Bernhard Living is an experimental music composer, digital artist and former digital arts curator and multi-instrumentalist. He studied composition with the South African-born composer professor Stanley Glasser at Goldsmiths College, University of London and philosophy at Middlesex University.
As a musician, Living performed with a number of leading composers and musical innovators, including Karlheinz Stockhausen, Cornelius Cardew, Hugh Davies, Barry Guy and Mike Westbrook. He is a featured soloist on a number of classic jazz and rock albums, including; Mike Westbrook’s “Celebration”, “Release”, and “Marching Song”; Manfred Mann’s “Chapter Three” and “Chapter Three Volume Two”; Barry Guy’s “Ode”; and Linder Stirling’s Ludus project. The Sunday Times music critic Derek Jewell described Living’s performance style and technique as ‘revolutionary’. Bernhard Living also gave public performances of compositions from the twentieth-century flute repertoire, including; Luciano Berio “Sequenza”; Pierre Boulez “Sonatine for Flute”; John Cage flute-only versions of “Concert for Piano and Orchestra”, “Atlas Eclipticalis”, “Variations I, II, III, IV, V”; Karlheinz Stockhausen “Aus den Sieben Tagen", “Musik für Flöte", “In Freundschaft”; and Edgard Varèse “Density 21.5”.
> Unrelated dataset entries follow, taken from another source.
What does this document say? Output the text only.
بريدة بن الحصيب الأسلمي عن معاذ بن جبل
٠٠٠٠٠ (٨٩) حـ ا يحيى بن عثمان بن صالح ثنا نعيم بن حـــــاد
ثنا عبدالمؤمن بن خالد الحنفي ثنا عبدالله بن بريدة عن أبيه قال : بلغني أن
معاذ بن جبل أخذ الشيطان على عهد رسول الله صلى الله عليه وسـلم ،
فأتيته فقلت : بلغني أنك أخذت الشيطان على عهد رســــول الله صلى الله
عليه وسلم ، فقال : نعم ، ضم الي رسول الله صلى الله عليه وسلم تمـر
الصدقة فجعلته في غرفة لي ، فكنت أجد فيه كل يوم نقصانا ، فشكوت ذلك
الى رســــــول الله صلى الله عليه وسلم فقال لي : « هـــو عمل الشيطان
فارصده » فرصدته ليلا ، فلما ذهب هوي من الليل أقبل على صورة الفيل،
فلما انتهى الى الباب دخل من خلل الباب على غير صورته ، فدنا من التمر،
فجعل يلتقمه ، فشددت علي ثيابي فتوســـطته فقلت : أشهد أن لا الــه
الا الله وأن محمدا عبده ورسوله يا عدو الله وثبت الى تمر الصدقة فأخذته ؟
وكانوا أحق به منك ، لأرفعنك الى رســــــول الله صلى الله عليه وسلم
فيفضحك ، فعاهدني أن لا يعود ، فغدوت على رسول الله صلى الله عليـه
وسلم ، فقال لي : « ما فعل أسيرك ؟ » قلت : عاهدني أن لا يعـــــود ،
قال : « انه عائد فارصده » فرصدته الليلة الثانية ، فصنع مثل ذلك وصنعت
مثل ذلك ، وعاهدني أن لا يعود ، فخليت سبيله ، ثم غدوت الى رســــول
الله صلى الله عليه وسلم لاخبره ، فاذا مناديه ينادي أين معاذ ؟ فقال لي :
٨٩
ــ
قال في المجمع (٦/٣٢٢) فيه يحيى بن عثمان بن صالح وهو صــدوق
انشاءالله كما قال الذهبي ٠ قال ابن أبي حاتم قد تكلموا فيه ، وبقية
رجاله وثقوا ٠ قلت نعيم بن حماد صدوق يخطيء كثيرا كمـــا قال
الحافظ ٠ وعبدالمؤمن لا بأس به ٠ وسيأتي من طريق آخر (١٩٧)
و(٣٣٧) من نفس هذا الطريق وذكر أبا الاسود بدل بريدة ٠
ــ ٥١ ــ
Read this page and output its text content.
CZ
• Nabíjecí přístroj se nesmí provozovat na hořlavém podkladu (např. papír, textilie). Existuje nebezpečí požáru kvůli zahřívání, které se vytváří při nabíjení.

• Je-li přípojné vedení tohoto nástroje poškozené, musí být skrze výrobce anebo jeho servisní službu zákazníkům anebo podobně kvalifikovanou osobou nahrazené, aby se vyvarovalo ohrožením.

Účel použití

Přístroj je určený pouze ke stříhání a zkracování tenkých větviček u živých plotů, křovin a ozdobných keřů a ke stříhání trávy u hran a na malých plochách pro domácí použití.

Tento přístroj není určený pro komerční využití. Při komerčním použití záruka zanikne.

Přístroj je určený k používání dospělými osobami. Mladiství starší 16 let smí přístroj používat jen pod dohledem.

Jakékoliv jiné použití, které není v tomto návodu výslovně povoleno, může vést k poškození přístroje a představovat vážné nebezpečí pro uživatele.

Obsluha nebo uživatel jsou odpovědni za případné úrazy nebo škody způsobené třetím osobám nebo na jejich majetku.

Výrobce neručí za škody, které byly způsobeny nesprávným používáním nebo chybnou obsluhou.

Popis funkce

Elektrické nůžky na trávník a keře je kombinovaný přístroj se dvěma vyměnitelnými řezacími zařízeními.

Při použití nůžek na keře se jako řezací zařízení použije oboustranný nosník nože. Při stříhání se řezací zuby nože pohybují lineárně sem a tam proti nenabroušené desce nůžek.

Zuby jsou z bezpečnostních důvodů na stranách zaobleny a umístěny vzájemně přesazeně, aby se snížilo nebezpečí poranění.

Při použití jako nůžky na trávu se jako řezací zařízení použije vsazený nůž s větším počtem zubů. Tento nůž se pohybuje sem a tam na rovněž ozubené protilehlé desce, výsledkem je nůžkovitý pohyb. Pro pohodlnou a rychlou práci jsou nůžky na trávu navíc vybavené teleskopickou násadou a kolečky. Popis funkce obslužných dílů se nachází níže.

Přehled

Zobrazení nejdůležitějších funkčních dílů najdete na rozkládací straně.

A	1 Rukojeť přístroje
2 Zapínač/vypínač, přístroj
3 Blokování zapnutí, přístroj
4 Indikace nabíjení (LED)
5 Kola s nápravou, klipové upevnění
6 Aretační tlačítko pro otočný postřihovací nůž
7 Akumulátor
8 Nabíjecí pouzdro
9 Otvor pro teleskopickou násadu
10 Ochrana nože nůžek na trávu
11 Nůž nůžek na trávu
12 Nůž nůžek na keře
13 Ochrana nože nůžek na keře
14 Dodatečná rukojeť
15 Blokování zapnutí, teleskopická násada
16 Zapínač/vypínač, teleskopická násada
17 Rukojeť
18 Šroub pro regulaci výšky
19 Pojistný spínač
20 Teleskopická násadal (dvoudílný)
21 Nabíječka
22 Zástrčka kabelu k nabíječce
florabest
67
As a digital arts curator, Living was influential in setting up the BN1 project, a Brighton-based autonomous arts organisation. Described as a ‘museum without walls’, BN1 commissioned leading digital and installation artists, including Susan Collins, Thomas Köner, Simon Poulter, Michael Petry and Paul Sermon, to produce artworks for both traditional exhibition spaces and for the pubic domain. He has been an active advocate of digital technology, and within this role he has sat on a number of advisory boards, including those of the Arts Council of Great Britain, to help shape policy within the arts and their relationship to new media.
Bernhard Living’s digitally-based compositions have taken minimalistic compositional techniques to their logical conclusion, with his music being characterised by sparse textures, long periods of silence, maximal repetition and minimal variation. His philosophical program consists of research into a wide range of ideas and themes, including hypermodernism, digital connectivity, neuroscience, hypnagogic states, audio hallucinations, the nature of consciousness and the functioning of memory. He regards his compositions as forms of philosophic meditations, in which he explores philosophy with non-linguistic sonic means, his music being not only a means of self-expression, but also one for encouraging and developing a deeper and more complex thinking process. Influences for his work range from the historical avant-garde, including John Cage, Karlheinz Stockhausen, Edgard Varèse, Kazimir Malevich and Alexander Rodchenko, to contemporary loop-based dance music, particularly techno. In many ways, his music could be considered as an evolved non-dance form of techno, but one that exists within a different cultural context and along a different time continuum.